Step 4: Write the expression for the particle's wavelength
The de Broglie wavelength \lambda_{2} of a particle of mass m moving with speed v is given by:
\lambda_{2} = \frac{h}{mv}.
Step 5: Substitute values for the particle's wavelength
Now, substitute h = 6.6 \times 10^{-34}\,\text{J s} , m = 9.1 \times 10^{-31}\,\text{kg} , and v = 10^{6}\,\text{m/s} :
\lambda_{2} = \frac{6.6 \times 10^{-34}}{(9.1 \times 10^{-31}) \times (10^{6})}.
Combine the terms in the denominator:
(9.1 \times 10^{-31}) \times (10^{6}) = 9.1 \times 10^{-25}.
Hence,
\lambda_{2} = \frac{6.6 \times 10^{-34}}{9.1 \times 10^{-25}} \approx 7.25 \times 10^{-10}\,\text{m}.

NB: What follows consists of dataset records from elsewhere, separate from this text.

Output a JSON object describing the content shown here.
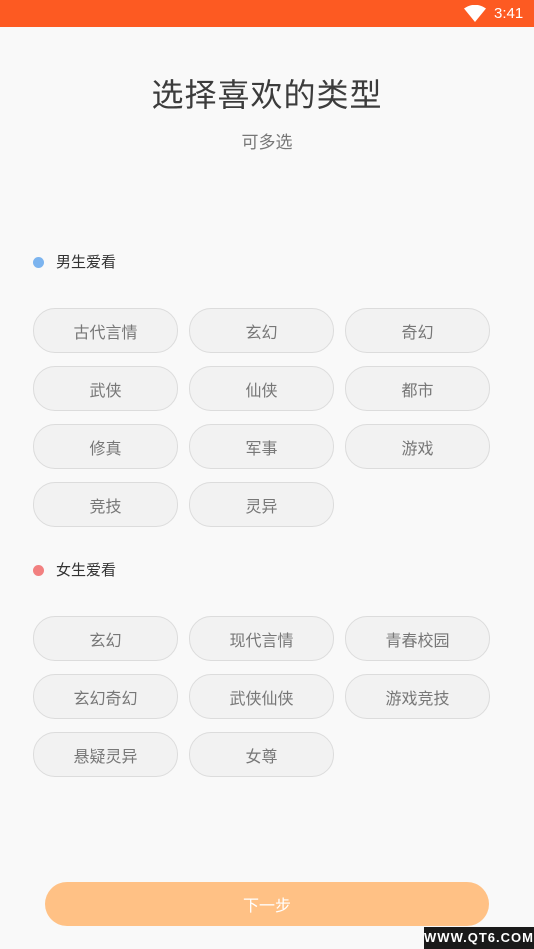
{
  "status_bar": {
    "time": "3:41",
    "wifi_icon": "wifi-icon",
    "bg_color": "#fd5a22"
  },
  "header": {
    "title": "选择喜欢的类型",
    "subtitle": "可多选"
  },
  "sections": [
    {
      "label": "男生爱看",
      "dot_color": "#7cb4ef",
      "tags": [
        "古代言情",
        "玄幻",
        "奇幻",
        "武侠",
        "仙侠",
        "都市",
        "修真",
        "军事",
        "游戏",
        "竞技",
        "灵异"
      ]
    },
    {
      "label": "女生爱看",
      "dot_color": "#f28080",
      "tags": [
        "玄幻",
        "现代言情",
        "青春校园",
        "玄幻奇幻",
        "武侠仙侠",
        "游戏竞技",
        "悬疑灵异",
        "女尊"
      ]
    }
  ],
  "footer": {
    "next_label": "下一步",
    "button_color": "#ffc185"
  },
  "watermark": "WWW.QT6.COM"
}
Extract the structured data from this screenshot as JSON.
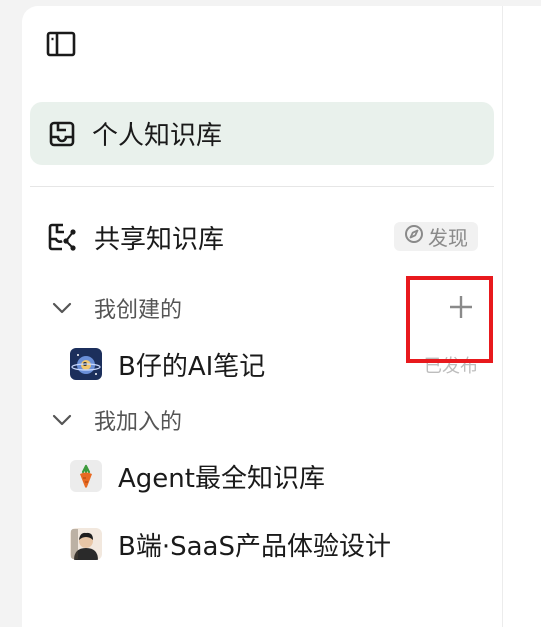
{
  "sidebar": {
    "personal_kb": {
      "label": "个人知识库"
    },
    "shared_kb": {
      "label": "共享知识库",
      "discover_label": "发现"
    },
    "groups": [
      {
        "label": "我创建的",
        "items": [
          {
            "name": "B仔的AI笔记",
            "status": "已发布",
            "avatar_icon": "planet-avatar-icon"
          }
        ]
      },
      {
        "label": "我加入的",
        "items": [
          {
            "name": "Agent最全知识库",
            "avatar_icon": "carrot-avatar-icon"
          },
          {
            "name": "B端·SaaS产品体验设计",
            "avatar_icon": "person-avatar-icon"
          }
        ]
      }
    ]
  },
  "colors": {
    "active_bg": "#e9f1ec",
    "highlight_border": "#e8191d",
    "muted_text": "#8a8a8a"
  }
}
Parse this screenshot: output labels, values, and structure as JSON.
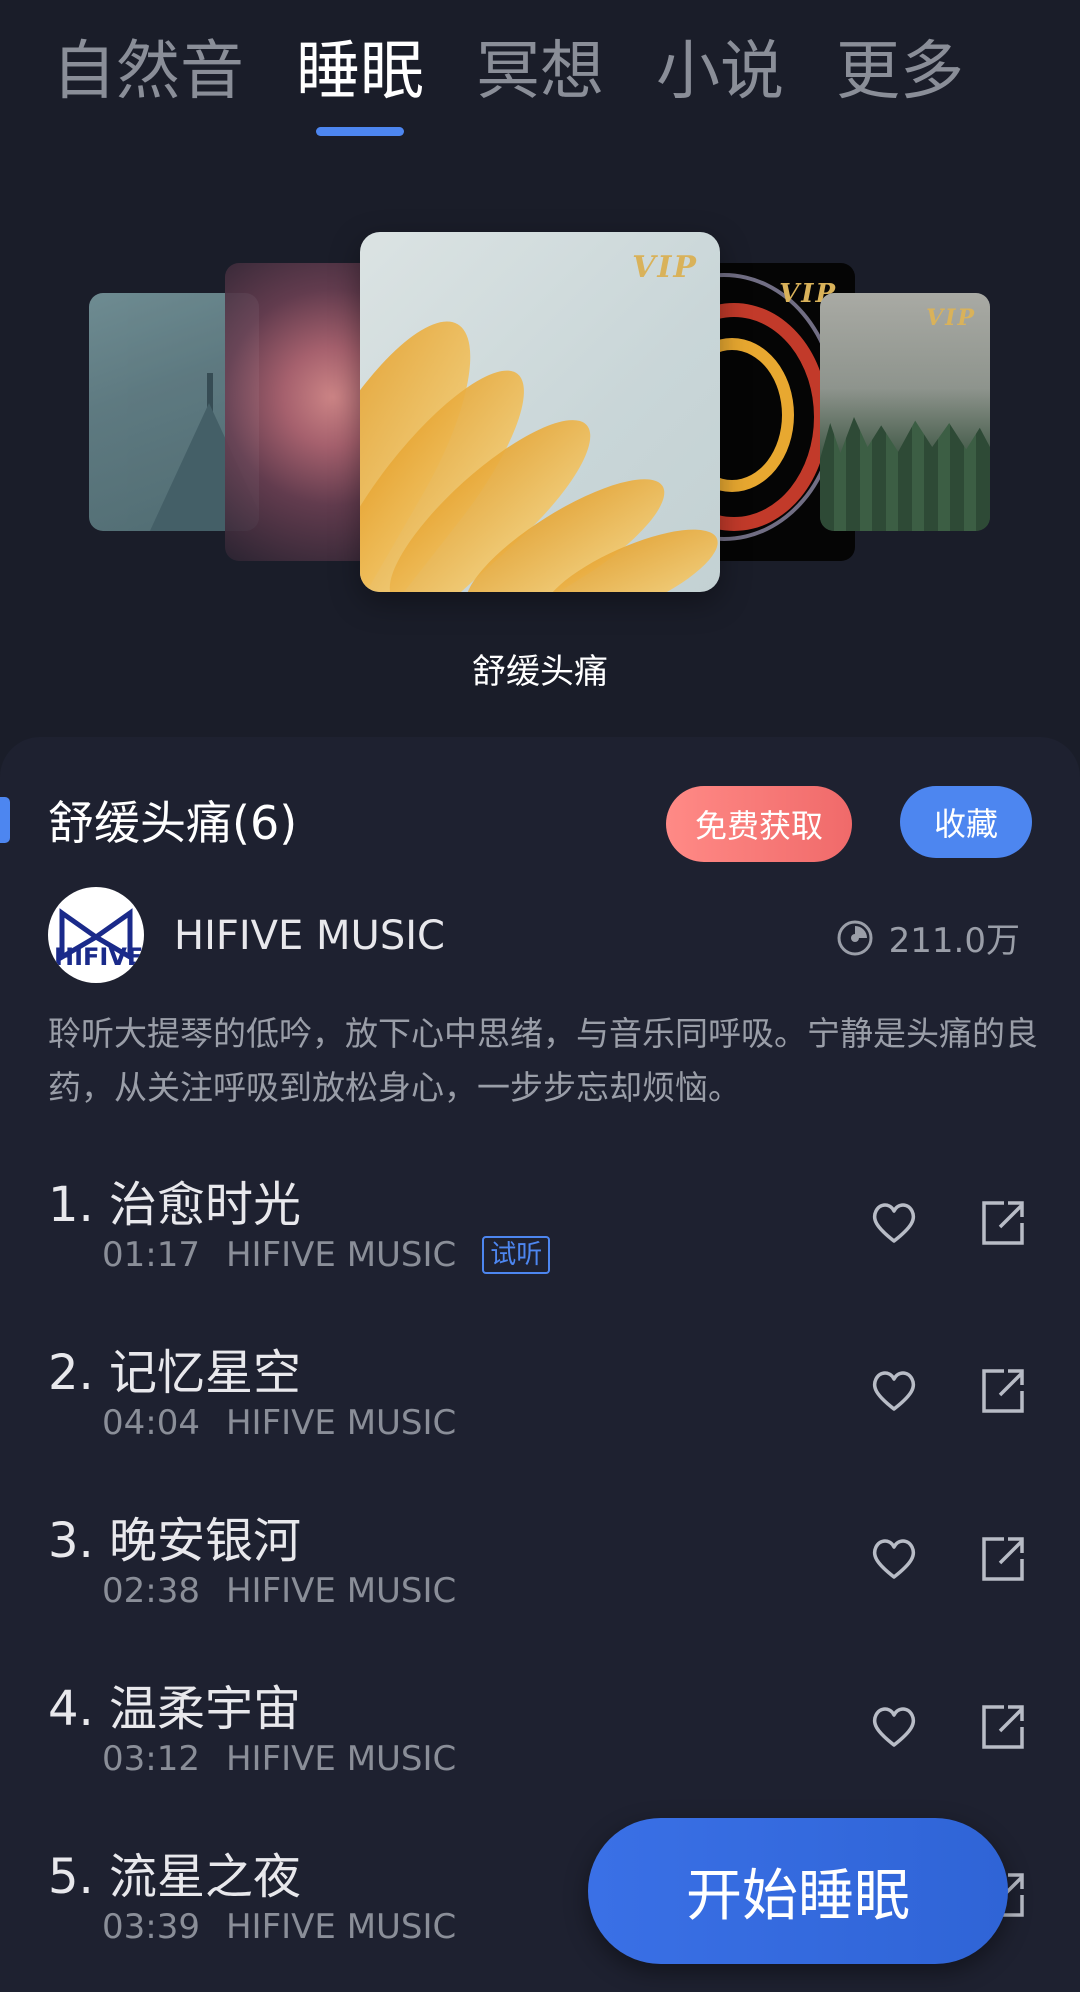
{
  "tabs": [
    {
      "label": "自然音"
    },
    {
      "label": "睡眠"
    },
    {
      "label": "冥想"
    },
    {
      "label": "小说"
    },
    {
      "label": "更多"
    }
  ],
  "carousel": {
    "vip_label": "VIP",
    "caption": "舒缓头痛"
  },
  "playlist": {
    "title": "舒缓头痛(6)",
    "free_button": "免费获取",
    "favorite_button": "收藏",
    "avatar_text": "HIFIVE",
    "author": "HIFIVE MUSIC",
    "play_count": "211.0万",
    "description": "聆听大提琴的低吟，放下心中思绪，与音乐同呼吸。宁静是头痛的良药，从关注呼吸到放松身心，一步步忘却烦恼。"
  },
  "tracks": [
    {
      "title": "1. 治愈时光",
      "duration": "01:17",
      "artist": "HIFIVE MUSIC",
      "tag": "试听"
    },
    {
      "title": "2. 记忆星空",
      "duration": "04:04",
      "artist": "HIFIVE MUSIC"
    },
    {
      "title": "3. 晚安银河",
      "duration": "02:38",
      "artist": "HIFIVE MUSIC"
    },
    {
      "title": "4. 温柔宇宙",
      "duration": "03:12",
      "artist": "HIFIVE MUSIC"
    },
    {
      "title": "5. 流星之夜",
      "duration": "03:39",
      "artist": "HIFIVE MUSIC"
    }
  ],
  "start_button": "开始睡眠",
  "colors": {
    "background": "#1a1d29",
    "accent": "#4d86f0",
    "free_button": "#f06a6a",
    "vip_gold": "#d9b25a"
  }
}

Step 6: Determine the ratio of the photon’s wavelength to the particle’s wavelength
\frac{\lambda_{1}}{\lambda_{2}}
= \frac{6.6 \times 10^{-7}}{7.25 \times 10^{-10}}
\approx 910.
So, the wavelength of the photon is 910 times the wavelength of the particle.
Final Answer:
The wavelength of the photon is 910 times the wavelength of the particle.